ABIDJAN 10 March 2016 – A delegation of the United Nations Environment Programme is due in Abidjan, Cote d’Ivoire, 14 March to discuss ways to implement its recommendations on restoring the country’s environmental health after 10 years of political strife and civil war.
The recommendations are contained in a report the UNEP post-conflict specialists produced and which centre on the state of classified forests and national parks; the degradation of Abidjan’s Ebrie Lagune; the environmental challenges caused by unplanned urban expansion; the problems caused by industrial and artisanal mining; and the potential for oil spills along the nation’s coastline.
In 2012, the Ivorian government asked UNEP to conduct a post-crisis environmental impact assessment of the country.

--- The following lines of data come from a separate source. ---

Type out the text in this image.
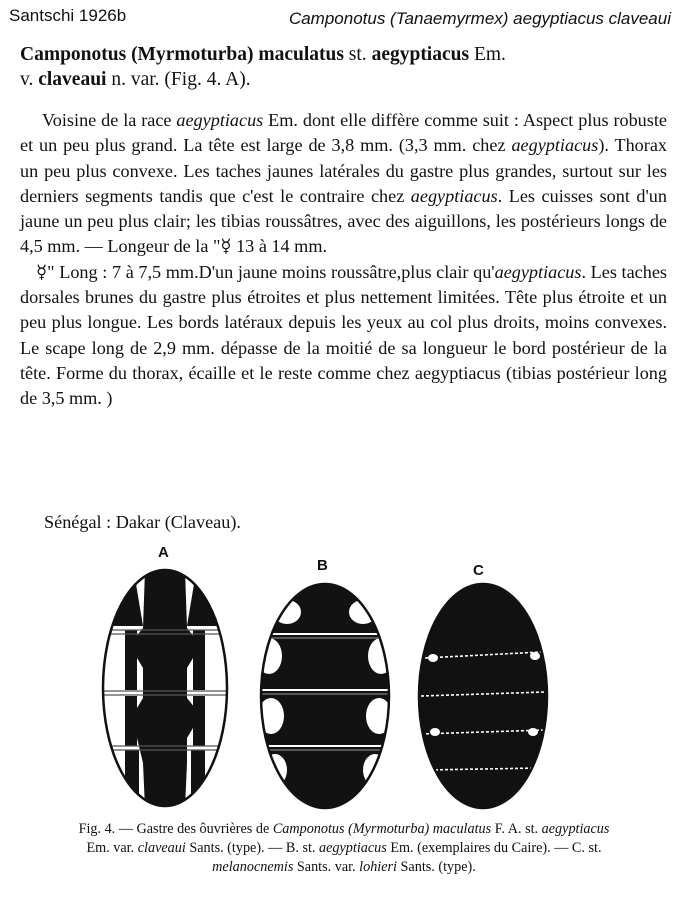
Santschi 1926b	Camponotus (Tanaemyrmex) aegyptiacus claveaui
Camponotus (Myrmoturba) maculatus st. aegyptiacus Em.
v. claveaui n. var. (Fig. 4. A).

Voisine de la race aegyptiacus Em. dont elle diffère comme suit : Aspect plus robuste et un peu plus grand. La tête est large de 3,8 mm. (3,3 mm. chez aegyptiacus). Thorax un peu plus convexe. Les taches jaunes latérales du gastre plus grandes, surtout sur les derniers segments tandis que c'est le contraire chez aegyptiacus. Les cuisses sont d'un jaune un peu plus clair; les tibias roussâtres, avec des aiguillons, les postérieurs longs de 4,5 mm. — Longeur de la "☿ 13 à 14 mm.

☿" Long : 7 à 7,5 mm.D'un jaune moins roussâtre,plus clair qu'aegyptiacus. Les taches dorsales brunes du gastre plus étroites et plus nettement limitées. Tête plus étroite et un peu plus longue. Les bords latéraux depuis les yeux au col plus droits, moins convexes. Le scape long de 2,9 mm. dépasse de la moitié de sa longueur le bord postérieur de la tête. Forme du thorax, écaille et le reste comme chez aegyptiacus (tibias postérieur long de 3,5 mm. )

Sénégal : Dakar (Claveau).
A
B	C
Fig. 4. — Gastre des ôuvrières de Camponotus (Myrmoturba) maculatus F. A. st. aegyptiacus Em. var. claveaui Sants. (type). — B. st. aegyptiacus Em. (exemplaires du Caire). — C. st. melanocnemis Sants. var. lohieri Sants. (type).
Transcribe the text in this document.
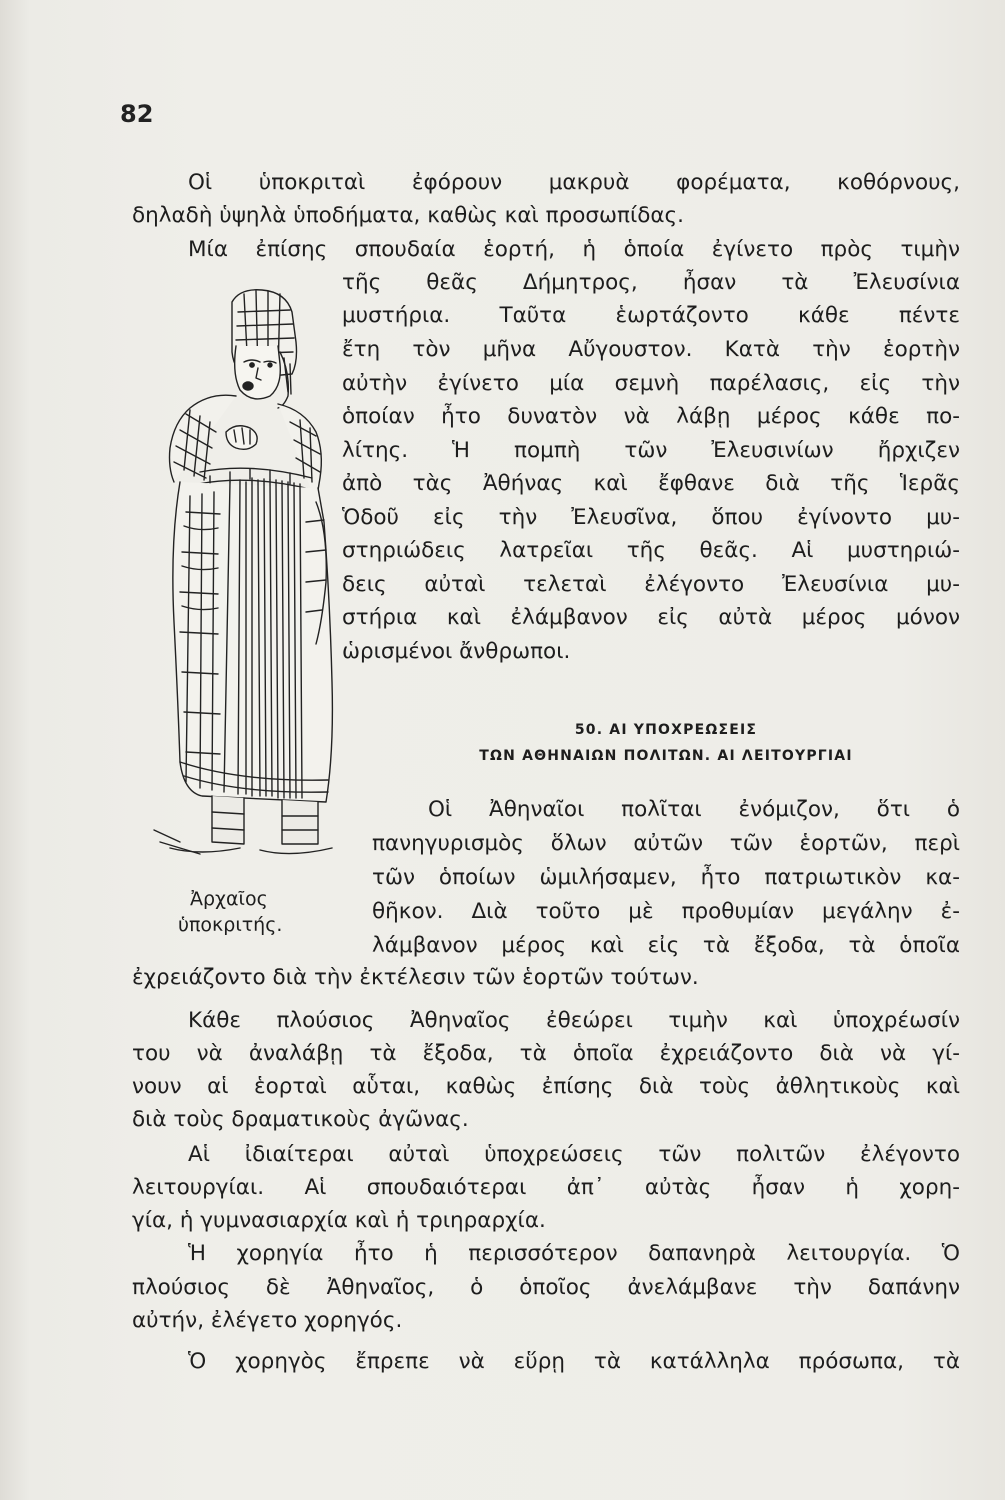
82
Οἱ ὑποκριταὶ ἐφόρουν μακρυὰ φορέματα, κοθόρνους,
δηλαδὴ ὑψηλὰ ὑποδήματα, καθὼς καὶ προσωπίδας.
Μία ἐπίσης σπουδαία ἑορτή, ἡ ὁποία ἐγίνετο πρὸς τιμὴν
τῆς θεᾶς Δήμητρος, ἦσαν τὰ Ἐλευσίνια
μυστήρια. Ταῦτα ἑωρτάζοντο κάθε πέντε
ἔτη τὸν μῆνα Αὔγουστον. Κατὰ τὴν ἑορτὴν
αὐτὴν ἐγίνετο μία σεμνὴ παρέλασις, εἰς τὴν
ὁποίαν ἦτο δυνατὸν νὰ λάβῃ μέρος κάθε πο-
λίτης. Ἡ πομπὴ τῶν Ἐλευσινίων ἤρχιζεν
ἀπὸ τὰς Ἀθήνας καὶ ἔφθανε διὰ τῆς Ἱερᾶς
Ὁδοῦ εἰς τὴν Ἐλευσῖνα, ὅπου ἐγίνοντο μυ-
στηριώδεις λατρεῖαι τῆς θεᾶς. Αἱ μυστηριώ-
δεις αὐταὶ τελεταὶ ἐλέγοντο Ἐλευσίνια μυ-
στήρια καὶ ἐλάμβανον εἰς αὐτὰ μέρος μόνον
ὡρισμένοι ἄνθρωποι.
50. ΑΙ ΥΠΟΧΡΕΩΣΕΙΣ
ΤΩΝ ΑΘΗΝΑΙΩΝ ΠΟΛΙΤΩΝ. ΑΙ ΛΕΙΤΟΥΡΓΙΑΙ
Οἱ Ἀθηναῖοι πολῖται ἐνόμιζον, ὅτι ὁ
πανηγυρισμὸς ὅλων αὐτῶν τῶν ἑορτῶν, περὶ
τῶν ὁποίων ὡμιλήσαμεν, ἦτο πατριωτικὸν κα-
θῆκον. Διὰ τοῦτο μὲ προθυμίαν μεγάλην ἐ-
λάμβανον μέρος καὶ εἰς τὰ ἔξοδα, τὰ ὁποῖα
ἐχρειάζοντο διὰ τὴν ἐκτέλεσιν τῶν ἑορτῶν τούτων.
Κάθε πλούσιος Ἀθηναῖος ἐθεώρει τιμὴν καὶ ὑποχρέωσίν
του νὰ ἀναλάβῃ τὰ ἔξοδα, τὰ ὁποῖα ἐχρειάζοντο διὰ νὰ γί-
νουν αἱ ἑορταὶ αὗται, καθὼς ἐπίσης διὰ τοὺς ἀθλητικοὺς καὶ
διὰ τοὺς δραματικοὺς ἀγῶνας.
Αἱ ἰδιαίτεραι αὐταὶ ὑποχρεώσεις τῶν πολιτῶν ἐλέγοντο
λειτουργίαι. Αἱ σπουδαιότεραι ἀπ᾿ αὐτὰς ἦσαν ἡ χορη-
γία, ἡ γυμνασιαρχία καὶ ἡ τριηραρχία.
Ἡ χορηγία ἦτο ἡ περισσότερον δαπανηρὰ λειτουργία. Ὁ
πλούσιος δὲ Ἀθηναῖος, ὁ ὁποῖος ἀνελάμβανε τὴν δαπάνην
αὐτήν, ἐλέγετο χορηγός.
Ὁ χορηγὸς ἔπρεπε νὰ εὕρῃ τὰ κατάλληλα πρόσωπα, τὰ
Ἀρχαῖος
ὑποκριτής.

The report’s recommendations followed three years of field investigation and analysis. Foremost, they propose (1) an immediate end to deforestation; commencement of a massive reforestation programme; adequate protection and management of priority zones; (2) reversal of Abidjan’s unsustainable growth; and (3) turning the Ebrie Lagune into a motor of Abidjan’s economic revival.
A copy of the report was presented to President Ivorian President Alassane Ouattara in September 2015. UNEP’s post-conflict team that undertook environmental investigation and which produced the report will now present its findings to other Ivorian officials. During its four-day stay in the country, the team will hold a round-table discussion on pollution of the Ebrie Lagoon; launch an official photo exhibition on the post-conflict environment; and begin work of the environmental assessment of the Probo Koala contamination case.
The Probo Koala was a Panamanian registered oil tanker that unloaded 581 tons of toxic waste at the Port of Abidjan in September 2006. The waste was dumped on land, releasing noxious fumes which poisoned tens of thousands of people.